Can you share a few tips for staying alive if you find yourself facing a disaster in the middle of the night?
The first step is to calm down. You have to be calm to make sound decisions. I recommend following what I call the three zones of assessment. The first zone is your body and yourself. Ask yourself: What’s in your pockets? What are you carrying? Are you injured? When was the last time you ate? The second zone is observing your immediate surroundings. Maybe you have a backpack with clothing and a bit of food in it. Zone three is what’s further ahead. Maybe if you walk east for a quarter-mile, you’ll run into the highway. You can answer these questions in less than two minutes, and the information can help you be proactive.
What must-have gear do you keep on you during cold weather adventures?
If we’re talking about survival, you have to think about what survival is: warmth, shelter, water, food and rescue. An array of signaling, or knowing that I’ve set up a signal system with somebody at home, is vital to have, whether it’s a cell phone or GPS. Then you’re going to want to focus on staying warm and protected from the elements. Think about how much a knife weighs. What if, instead of a knife, you carried a small, compact tube tent? A knife isn’t going to keep you dry in a downpour of rain, whereas a tube tent might. You also might want to consider carrying a water filtration system to stay hydrated.
Can you share with us a winter-survival situation where you thought, "This is not good; this is dangerous"?
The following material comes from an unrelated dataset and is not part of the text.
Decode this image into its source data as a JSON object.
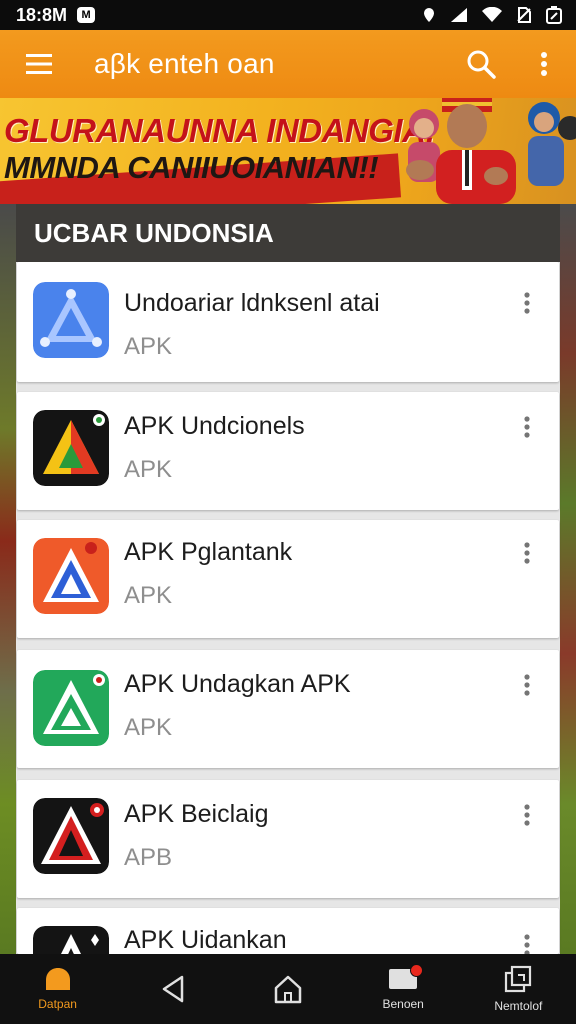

My first survival experience was from when I was a student. It dropped to -45 degrees Celsius. I was okay; I had a shelter and a fire going, but I got tagged by the conductor around midnight. There were people who didn’t have well-insulated shelters or couldn’t start fires, and we had to get them out of there. It was the only time during a survival class that the instructor made a decision to say, “We have to go in — this is bad.” We all walked out of the bush at night, got into our cars and went home. I’ve never forgotten that lesson, that even though I was doing all right, that there was a time to say, “That’s enough; this is beyond.” Years later, we were filming my first show in Canada, which was still a pilot at the time, and one night it dropped to -45 Celsius. My camera broke it was so cold. I made sure my shelter was extra-thick, and I dedicated a lot of time to keeping my fire going, but that night was bad, too. It’s been 17 years since “Survivorman” started. Recently I started my own online network that has all the skills from my shows and a full series of channels that are all instructional. You can look up fire-starting and find six or seven different clips about it. When you become a member, you can actually tell me what you’re looking for. You can say, “Listen man, I want director’s commentary on the Norway episode,” and I’ll do it.
Tell us about your music.
I started writing when I was 14, but I pulled away from it to be an adventurer. Now I’m on my sixth album; I’m shifting out of my acoustic sound and into more progressive rock. The thing about my music is, just like my show, everything is about getting people outside. It’s about connecting people to nature. I love the stage. I used to play with Journey, Jonny Lang and Alice Cooper. I’m continuing to work on music, and now I’m developing outdoor summer music festivals. I ain’t gonna be no popstar — I’m way past that — but I’m still a survivor and a performer.